Traditionell begann der kurzweilige Nachmittag nach der Begrüßung vom Vorsitzenden Sebastian Dörr und Grußworten des Landrats des Landkreises Südliche Weinstraße Dietmar Seefeldt, des Verbandsbürgermeisters Daniel Salm und des Stadtbürgermeisters Ludwig Lintz mit den Kleinsten, der Mutter-Vater-Kind-Gruppe unter des Leitung von Susanne Berger, gefolgt von den Kleinsten des Balletts, die von Andrea Braun-Bühnemann trainiert werden.

Gleich mit 3 Altersgruppen, von Kindergarten- über Grundschulkinder bis hin zu den großen Mädels, trat die Abteilung der Rhythmischen Sportgymnastik, angeleitet von Antonia Schanze, auf.

Wie viele Kinder aus Edenkoben und Umgebung inzwischen beim TV Edenkoben turnen, zeigte sich eindrücklich sowohl bei dem allgemeinen Turnen der Mädchen als auch der Jungs. Die Anzahl der Turnenden beider Gruppen war beeindruckend. Und wohin der Weg gehen kann, konnte man dann bei den Auftritten der Leistungsgruppen sehen, die auch erfolgreich an Wettkämpfen teilnehmen.

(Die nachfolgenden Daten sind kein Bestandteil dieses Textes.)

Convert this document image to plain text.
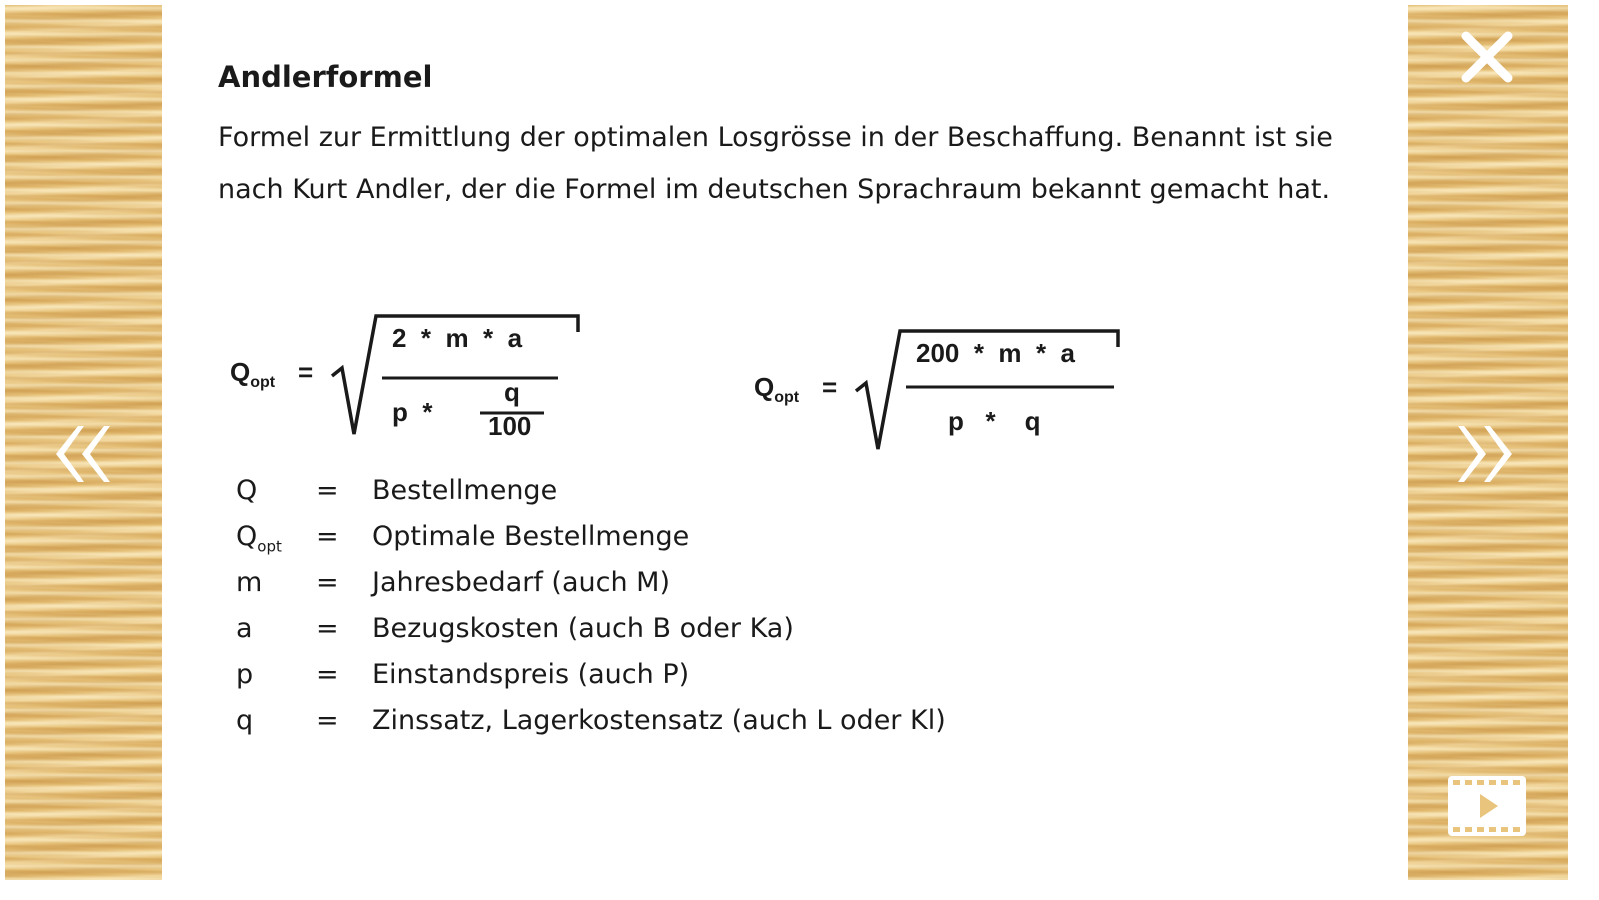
Andlerformel

Formel zur Ermittlung der optimalen Losgrösse in der Beschaffung. Benannt ist sie nach Kurt Andler, der die Formel im deutschen Sprachraum bekannt gemacht hat.

$Q_{opt}$ =
2  *  m  *  a
p  *
q
100
$Q_{opt}$ =
200  *  m  *  a
p   *    q
Q	=	Bestellmenge
$Q_{opt}$	=	Optimale Bestellmenge
m	=	Jahresbedarf (auch M)
a	=	Bezugskosten (auch B oder Ka)
p	=	Einstandspreis (auch P)
q	=	Zinssatz, Lagerkostensatz (auch L oder Kl)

Und auch das gibt es beim TV Edenkoben: Sport für Erwachsene, wie die FitMix-Gruppe von Katharina Thies, die Fitness-Gruppe von Hubert Fuchs und die Indiaca-Mannschaft. Diese präsentierten sich neben allen anderen Gruppen bei dem fulminanten Finale der Veranstaltung.

In gewohnt souveräner Manier wurden alle Gäste bestens mit Kaffee, Kuchen und Brötchen von dem Wirtschaftsteam versorgt.

Der gesamte Vorstand dankt allen ehrenamtlichen Helfern, Übungsleitern und Unterstützer für die tolle Arbeit während des ganzen Jahres und für die kurzweilige Jahresabschlussfeier, die auch von den zahlreichen Zuschauern mit viel Applaus begeistert gewürdigt wurde.